Taking walks or exercising outside were still allowed under the order, with the only caveat being a recommendation from state health officials to restrict engaging in such activity only with members of the same household. The ban on gatherings of more than 10 people also remained in effect.
“I would encourage people to go and actually read the governor’s executive order that was issued yesterday, because in there it explicitly states who’s exempt and what isn’t … On page three of that other, there is a host of exemptions to what people can leave the house for,” Sommers said.
A better understanding of the law would also help with a flood of calls that Frederick police and other law enforcement agencies have received since Monday’s order went into effect at 8 p.m. that evening, the captain said.
“[The callers] think everybody is in violation of the order, but for all of these calls we’ve gotten for people who are supposedly not in compliance, I don’t think we’ve substantiated any of them,” Sommers said.
Perhaps due to the widespread misconceptions about the order, many members of the public aren’t on the same page as police departments and other law enforcement agencies tasked with ensuring the order is followed.
If law enforcement officers find someone has deliberately failed to comply with the stay-at-home order, such as leaving their home for a non-essential, non-exempt reason, or attend an event or other gathering banned by the governor’s previous order, police can charge that person with a misdemeanor offense punishable upon conviction by a jail sentence of up to a year or a $5,000 fine or both, according to the order. With that being said, both Frederick police officers and local state troopers were given explicit instructions on enforcement of the order.

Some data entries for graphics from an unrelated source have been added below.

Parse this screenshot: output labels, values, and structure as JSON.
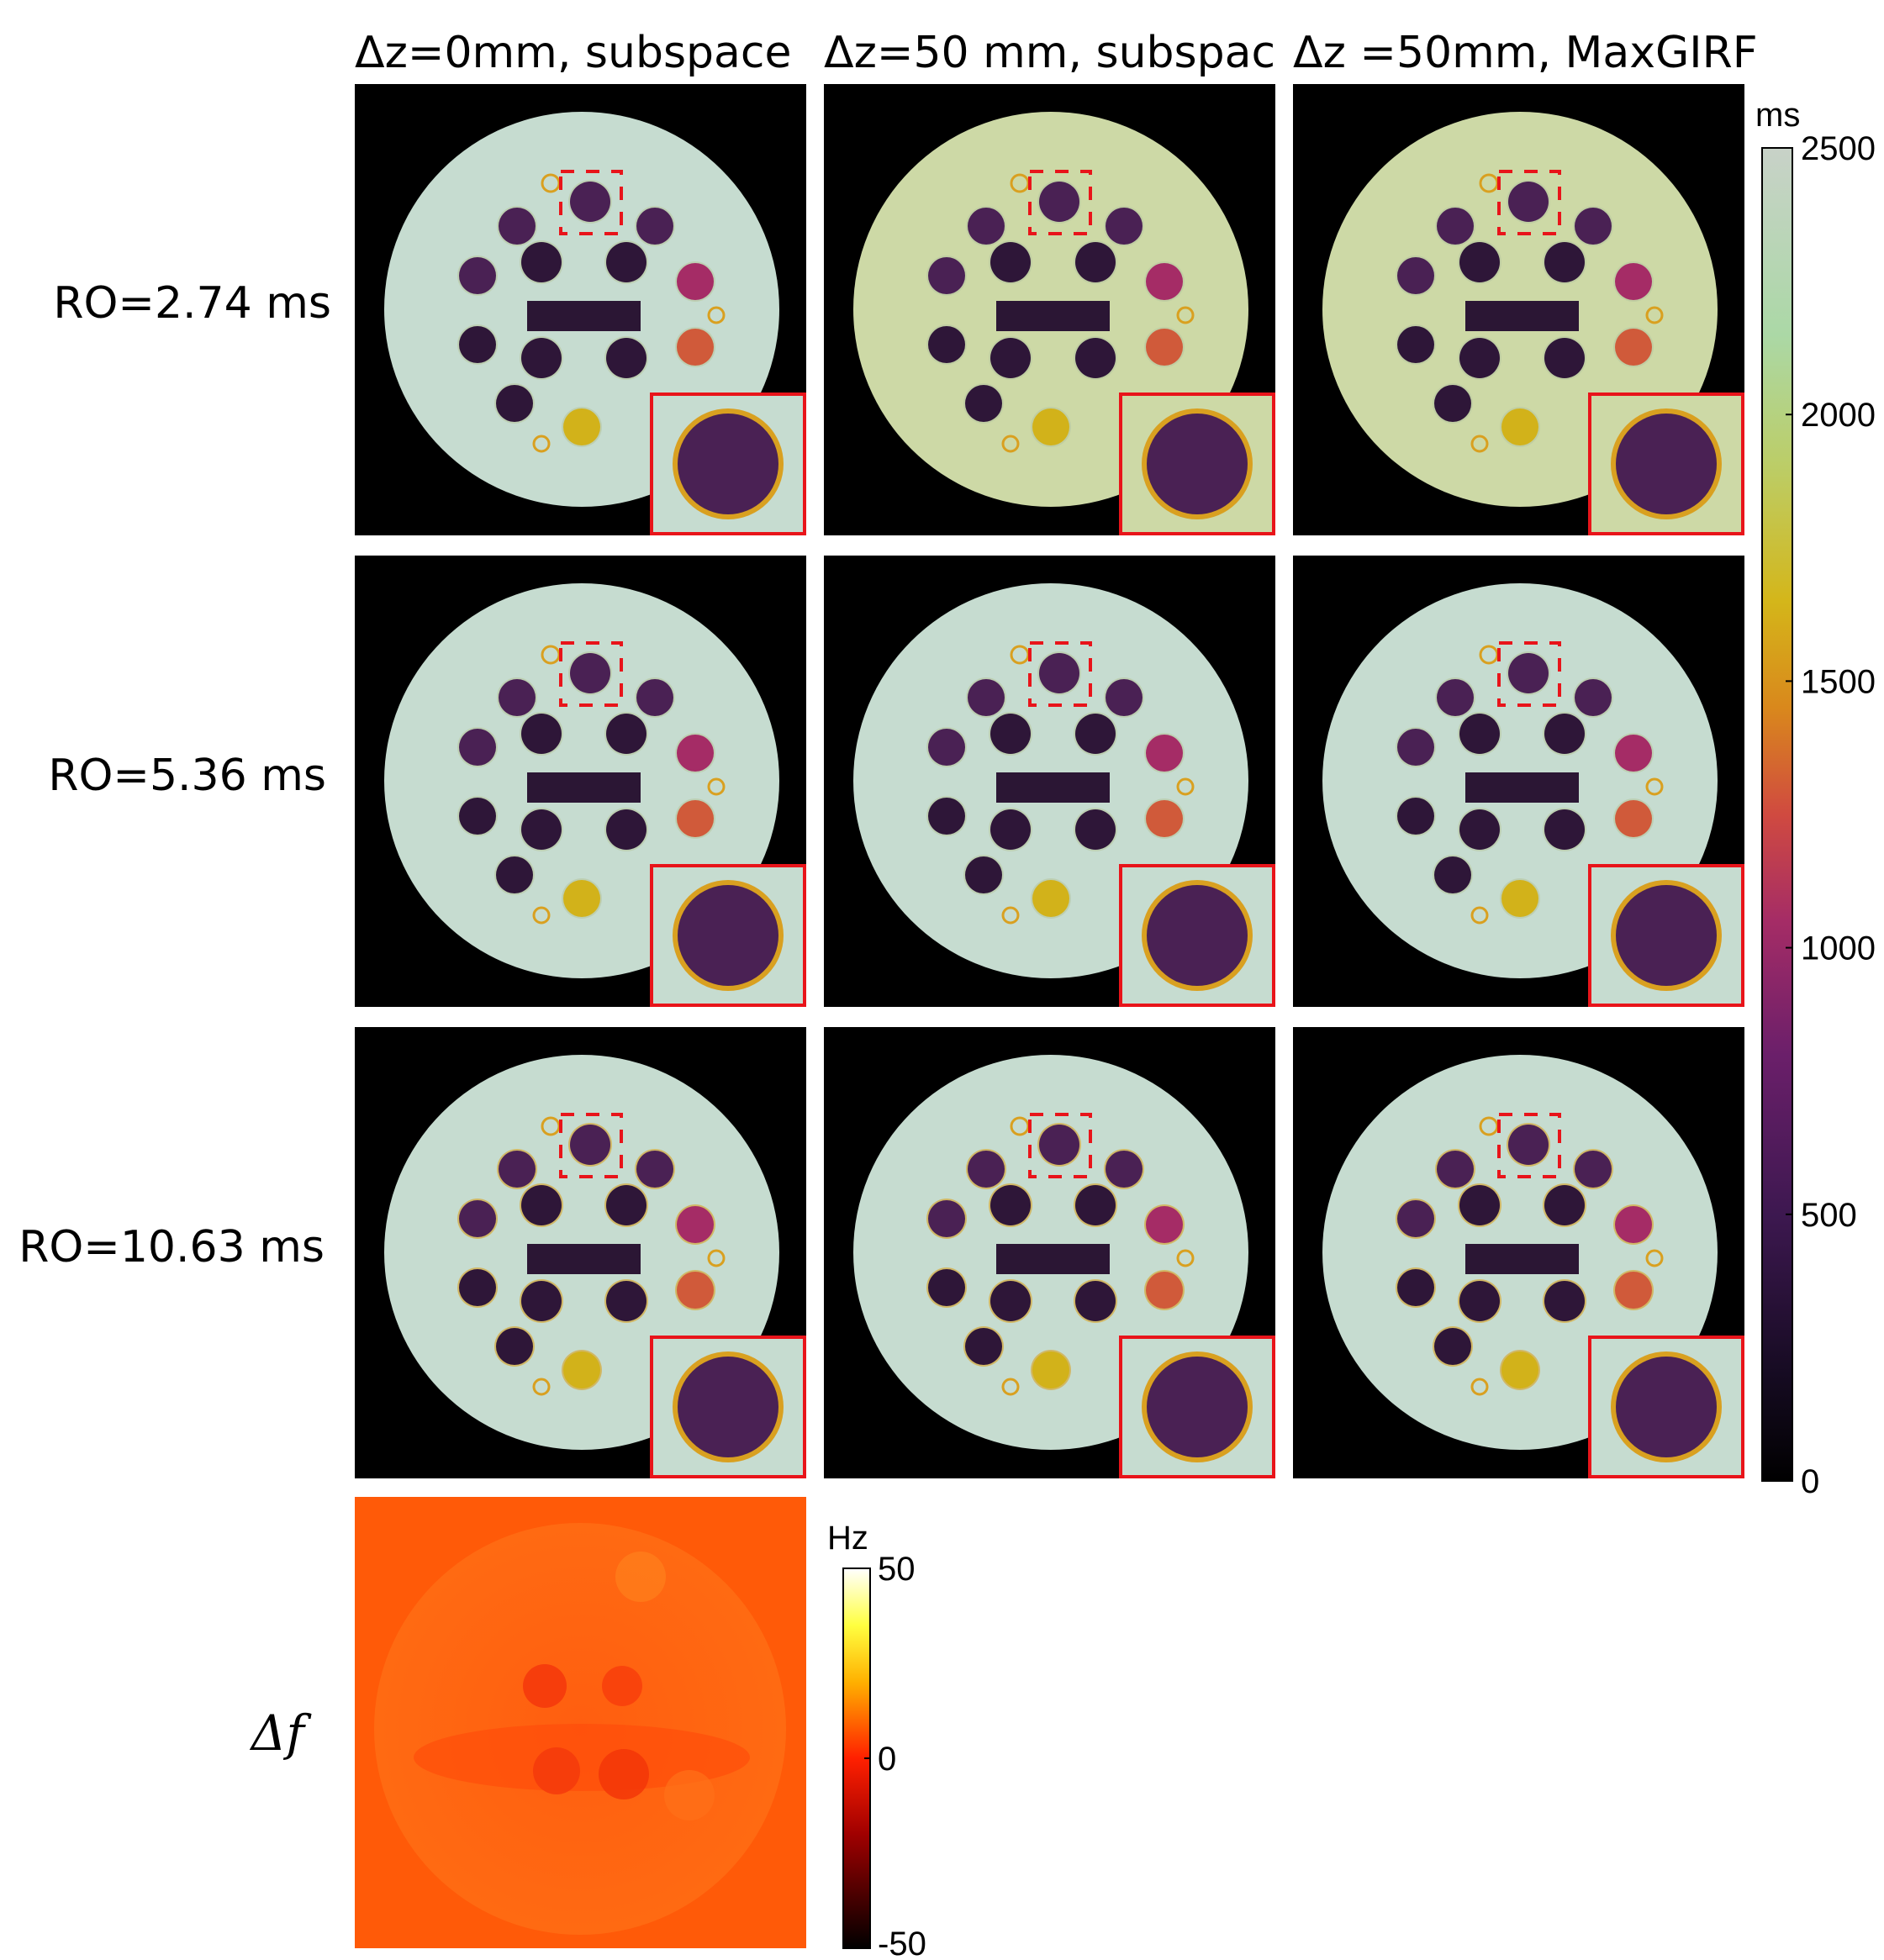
{
  "figure": {
    "column_titles": [
      "Δz=0mm, subspace",
      "Δz=50 mm, subspac",
      "Δz =50mm, MaxGIRF"
    ],
    "row_labels": [
      "RO=2.74 ms",
      "RO=5.36 ms",
      "RO=10.63 ms"
    ],
    "bottom_row_label": "Δf",
    "t1_colorbar": {
      "unit": "ms",
      "ticks": [
        "0",
        "500",
        "1000",
        "1500",
        "2000",
        "2500"
      ],
      "range": [
        0,
        2500
      ],
      "colormap": "inferno-like to pale green-grey"
    },
    "df_colorbar": {
      "unit": "Hz",
      "ticks": [
        "-50",
        "0",
        "50"
      ],
      "range": [
        -50,
        50
      ],
      "colormap": "hot"
    },
    "colors": {
      "background_ring": "#c6dcd0",
      "background_ring_offres": "#cdd9a6",
      "vial_dark": "#2e1638",
      "vial_purple": "#4a2154",
      "vial_magenta": "#a52c66",
      "vial_orange": "#d05a3a",
      "vial_yellow": "#d2b21a",
      "inset_border": "#e8141a",
      "df_background": "#ff5a08"
    }
  }
}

“Troopers will not make traffic stops simply to ask drivers where they are going to determine if their travel is essential or not,” a Maryland State Police press release issued Tuesday reads in part. “If, in the course of the regular performance of his [or] her duties, such as during a crash investigation or a traffic stop, the trooper develops information indicating the individual was engaged in non-essential travel, enforcement action can be taken, in consultation with the state’s attorney’s office in that jurisdiction.”
Both Sommers and Sheriff Chuck Jenkins expressed similar sentiments, saying police and deputies were not roaming around the county looking for people to charge with violating the order.

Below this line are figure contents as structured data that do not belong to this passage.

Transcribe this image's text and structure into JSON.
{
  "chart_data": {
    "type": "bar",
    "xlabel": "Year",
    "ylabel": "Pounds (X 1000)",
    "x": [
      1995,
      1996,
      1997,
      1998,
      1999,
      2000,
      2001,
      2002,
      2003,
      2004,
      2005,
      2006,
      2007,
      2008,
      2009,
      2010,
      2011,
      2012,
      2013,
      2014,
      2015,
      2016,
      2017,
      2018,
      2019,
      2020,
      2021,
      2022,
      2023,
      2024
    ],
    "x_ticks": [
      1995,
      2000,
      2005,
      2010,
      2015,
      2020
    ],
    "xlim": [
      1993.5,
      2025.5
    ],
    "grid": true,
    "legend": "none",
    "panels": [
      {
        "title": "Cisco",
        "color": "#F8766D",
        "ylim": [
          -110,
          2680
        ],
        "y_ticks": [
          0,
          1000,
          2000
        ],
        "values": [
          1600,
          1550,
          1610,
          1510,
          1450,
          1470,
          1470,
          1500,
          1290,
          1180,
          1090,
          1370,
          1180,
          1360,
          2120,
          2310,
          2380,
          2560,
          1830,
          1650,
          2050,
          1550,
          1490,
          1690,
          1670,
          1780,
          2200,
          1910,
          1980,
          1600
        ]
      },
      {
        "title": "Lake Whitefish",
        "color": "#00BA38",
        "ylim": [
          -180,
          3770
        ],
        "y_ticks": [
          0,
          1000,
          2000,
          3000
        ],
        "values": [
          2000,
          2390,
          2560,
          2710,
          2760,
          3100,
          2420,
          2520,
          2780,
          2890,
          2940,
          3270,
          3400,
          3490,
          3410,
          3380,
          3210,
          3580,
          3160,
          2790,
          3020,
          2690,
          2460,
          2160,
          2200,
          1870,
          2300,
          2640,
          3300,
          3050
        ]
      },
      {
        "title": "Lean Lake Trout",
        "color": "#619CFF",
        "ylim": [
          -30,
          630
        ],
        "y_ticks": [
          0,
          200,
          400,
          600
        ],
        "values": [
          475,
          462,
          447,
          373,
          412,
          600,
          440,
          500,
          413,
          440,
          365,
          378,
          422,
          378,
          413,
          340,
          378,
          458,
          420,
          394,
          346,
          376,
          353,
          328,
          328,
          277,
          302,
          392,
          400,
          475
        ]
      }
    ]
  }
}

“Our deputies are not going to making traffic stops solely to determine why a person is out and we’re not going to require documentation for a person’s reason for travelling, “ Jenkins said when reached for comment. “I can say if we respond to a crash or have a specific reason to stop a vehicle we may ask, but I think that some people have the impression that this [order] means some kind of martial law. It does not.”
While not every resident was on the same page with law enforcement, Jenkins said he was confident all area law enforcement agencies were. Local police agencies held several meetings over the last few weeks to ensure their response to such developments as the governor’s most recent order was unified.

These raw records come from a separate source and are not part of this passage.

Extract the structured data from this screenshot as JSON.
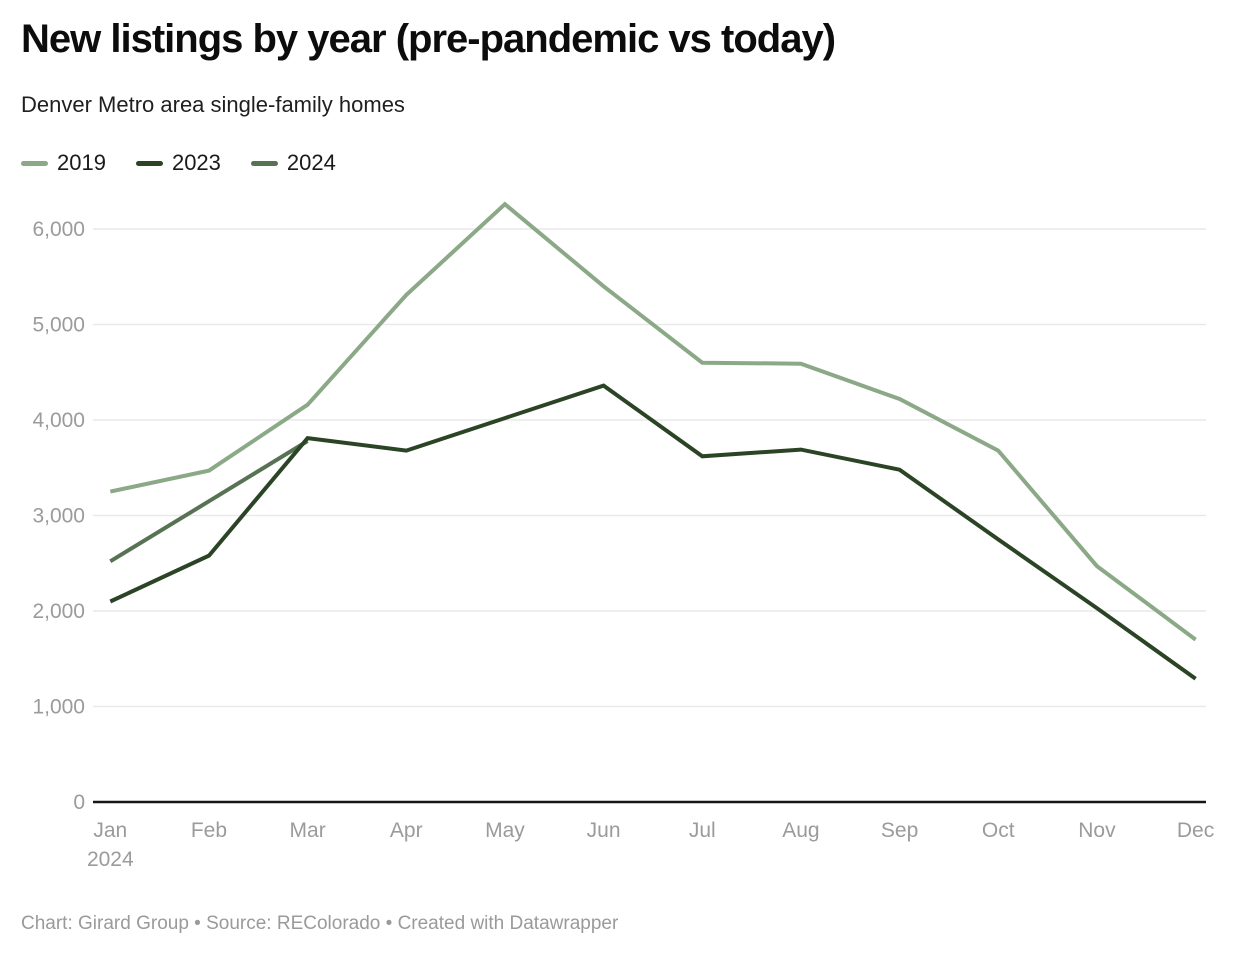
{
  "header": {
    "title": "New listings by year (pre-pandemic vs today)",
    "subtitle": "Denver Metro area single-family homes"
  },
  "chart_data": {
    "type": "line",
    "title": "New listings by year (pre-pandemic vs today)",
    "subtitle": "Denver Metro area single-family homes",
    "xlabel": "",
    "ylabel": "",
    "categories": [
      "Jan",
      "Feb",
      "Mar",
      "Apr",
      "May",
      "Jun",
      "Jul",
      "Aug",
      "Sep",
      "Oct",
      "Nov",
      "Dec"
    ],
    "x_axis_year_note": "2024",
    "series": [
      {
        "name": "2019",
        "color": "#8ba887",
        "values": [
          3250,
          3470,
          4160,
          5310,
          6260,
          5400,
          4600,
          4590,
          4220,
          3680,
          2470,
          1700
        ]
      },
      {
        "name": "2023",
        "color": "#2b4425",
        "values": [
          2100,
          2580,
          3810,
          3680,
          4020,
          4360,
          3620,
          3690,
          3480,
          2750,
          2030,
          1290
        ]
      },
      {
        "name": "2024",
        "color": "#577353",
        "values": [
          2520,
          3150,
          3780,
          null,
          null,
          null,
          null,
          null,
          null,
          null,
          null,
          null
        ]
      }
    ],
    "ylim": [
      0,
      6500
    ],
    "yticks": [
      0,
      1000,
      2000,
      3000,
      4000,
      5000,
      6000
    ],
    "grid": "horizontal",
    "legend_position": "top-left",
    "colors": {
      "gridline": "#e9e9e9",
      "axis_line": "#151515",
      "tick_label": "#9b9b9b"
    }
  },
  "footer": {
    "text": "Chart: Girard Group • Source: REColorado • Created with Datawrapper"
  }
}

Sommers emphasized that, while officers and deputies will still respond to calls for service and enforce the law, the safety of the public was foremost on everyone’s minds.
“We’re all in this together, and I think it’s important for people to know that … we’re not heavy-handed when we’re going out and interacting with members of our communities,” Sommers said. “We’re here to provide solutions to problems and education to help our community get through this, together.”